Era arrivata al quinto mese di gravidanza ed era visibilmente denutrita, ma comunque costretta a chiedere l’elemosina e picchiata se si rifiutava: il calvario di una romena di 17 anni sembrava ormai senza fine, la giovane aveva perso ogni speranza di ribellarsi all’aguzzino che poi era il suo compagno-sfruttatore. Ma la scorsa notte le sofferenze della giovane sono finite. Per ora le sofferenze fisiche, ma si vorrebbe al più presto anche quelle psicologiche. È successo che gli agenti della polizia ferroviaria genovese, in servizio di pattuglia nei pressi della stazione di Sampierdarena, si sono accorti di lei, l’hanno soccorsa e arrestato il compagno trentenne, anch’egli romeno, di etnia rom. L’uomo adesso è accusato di riduzione in schiavitù. La ragazza, intanto, è stata affidata a una struttura protetta. Gli agenti di polizia, in borghese, avevano notato la ragazza e il suo compagno che mendicavano. A quel punto i poliziotti si sono qualificati e questo ha indotto la ragazza, evidentemente esasperata dalla situazione in cui era costretta a vivere, a implorare aiuto.
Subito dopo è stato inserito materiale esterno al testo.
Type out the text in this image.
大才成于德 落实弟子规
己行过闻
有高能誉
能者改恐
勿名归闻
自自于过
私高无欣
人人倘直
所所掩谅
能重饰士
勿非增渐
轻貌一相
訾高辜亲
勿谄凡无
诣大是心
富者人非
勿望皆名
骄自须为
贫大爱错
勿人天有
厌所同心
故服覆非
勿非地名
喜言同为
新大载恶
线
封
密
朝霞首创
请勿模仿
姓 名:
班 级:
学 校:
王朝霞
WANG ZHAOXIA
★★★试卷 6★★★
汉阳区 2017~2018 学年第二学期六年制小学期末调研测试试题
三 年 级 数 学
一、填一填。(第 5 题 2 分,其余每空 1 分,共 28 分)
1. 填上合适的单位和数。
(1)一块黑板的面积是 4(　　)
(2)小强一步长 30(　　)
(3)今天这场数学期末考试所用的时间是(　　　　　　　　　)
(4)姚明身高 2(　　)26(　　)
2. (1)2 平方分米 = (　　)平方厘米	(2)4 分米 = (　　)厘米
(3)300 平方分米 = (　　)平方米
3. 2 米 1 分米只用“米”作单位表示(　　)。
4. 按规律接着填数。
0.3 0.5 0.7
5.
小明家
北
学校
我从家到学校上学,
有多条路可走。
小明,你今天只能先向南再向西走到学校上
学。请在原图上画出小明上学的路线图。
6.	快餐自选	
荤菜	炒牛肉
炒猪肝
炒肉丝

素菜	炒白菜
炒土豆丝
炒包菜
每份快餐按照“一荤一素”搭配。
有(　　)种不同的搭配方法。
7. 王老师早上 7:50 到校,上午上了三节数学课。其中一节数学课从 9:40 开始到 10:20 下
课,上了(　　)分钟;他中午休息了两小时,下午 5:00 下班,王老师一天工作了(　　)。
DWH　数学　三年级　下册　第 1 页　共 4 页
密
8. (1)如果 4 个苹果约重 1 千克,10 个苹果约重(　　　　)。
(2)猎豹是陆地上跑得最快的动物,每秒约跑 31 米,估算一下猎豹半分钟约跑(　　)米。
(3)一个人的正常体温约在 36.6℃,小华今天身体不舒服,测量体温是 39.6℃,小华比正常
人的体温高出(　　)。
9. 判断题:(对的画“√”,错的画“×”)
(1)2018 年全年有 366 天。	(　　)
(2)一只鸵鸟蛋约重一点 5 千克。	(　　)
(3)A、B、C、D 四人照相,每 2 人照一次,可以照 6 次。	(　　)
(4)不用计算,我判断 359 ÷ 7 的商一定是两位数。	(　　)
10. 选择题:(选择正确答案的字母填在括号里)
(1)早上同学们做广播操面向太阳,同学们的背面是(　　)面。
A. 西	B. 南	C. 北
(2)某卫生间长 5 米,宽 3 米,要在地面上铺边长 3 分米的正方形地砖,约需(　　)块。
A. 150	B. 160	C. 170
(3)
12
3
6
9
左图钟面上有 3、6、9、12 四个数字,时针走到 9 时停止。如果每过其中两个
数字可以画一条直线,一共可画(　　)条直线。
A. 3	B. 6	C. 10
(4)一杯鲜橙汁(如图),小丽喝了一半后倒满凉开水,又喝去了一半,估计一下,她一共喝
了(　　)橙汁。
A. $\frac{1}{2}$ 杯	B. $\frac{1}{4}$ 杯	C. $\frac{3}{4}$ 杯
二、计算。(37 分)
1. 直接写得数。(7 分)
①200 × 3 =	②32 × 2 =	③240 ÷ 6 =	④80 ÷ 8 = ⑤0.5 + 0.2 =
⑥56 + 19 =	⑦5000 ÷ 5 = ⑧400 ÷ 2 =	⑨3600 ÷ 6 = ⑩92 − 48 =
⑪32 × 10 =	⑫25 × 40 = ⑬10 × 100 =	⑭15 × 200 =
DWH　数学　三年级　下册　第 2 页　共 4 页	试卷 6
Immediato l’intervento dei tutori dell’ordine che hanno sottratto la giovane all’uomo. Subito ricoverata in ospedale, i medici del Villa Scassi le hanno riscontrato contusioni al torace da percosse, ancor più gravi visto lo stato di gravidanza, ma giudicate guaribili in 20 giorni. L’attenzione della polizia ferroviaria si è potuta quindi dedicare al compagno della diciassettenne. Dopo gli accertamenti, l’uomo è stato arrestato e rinchiuso nel carcere di Marassi. L’accusa nei suoi confronti di «riduzione in schiavitù» comporta una pena in carcere variabile dai 12 ai 30 anni. Secondo quanto ricostruito dagli agenti della Polfer, che comunque proseguono gli accertamenti sull’uomo per verificare eventuali altre responsabilità, i due vivevano in alloggi di fortuna, spesso case abbandonate, e avevano come unica fonte di sostentamento la richiesta di elemosina. Sfruttando la condizione delle giovane compagna, è stato stimato che l’uomo riuscisse a incassare anche 200 euro al giorno che però teneva interamente per sé. Per quanto riguarda la sorte della giovane, la decisione è affidata al tribunale per i minorenni che dovrà pronunciarsi in questi giorni su quali provvedimenti adottare per lei e per il nascituro.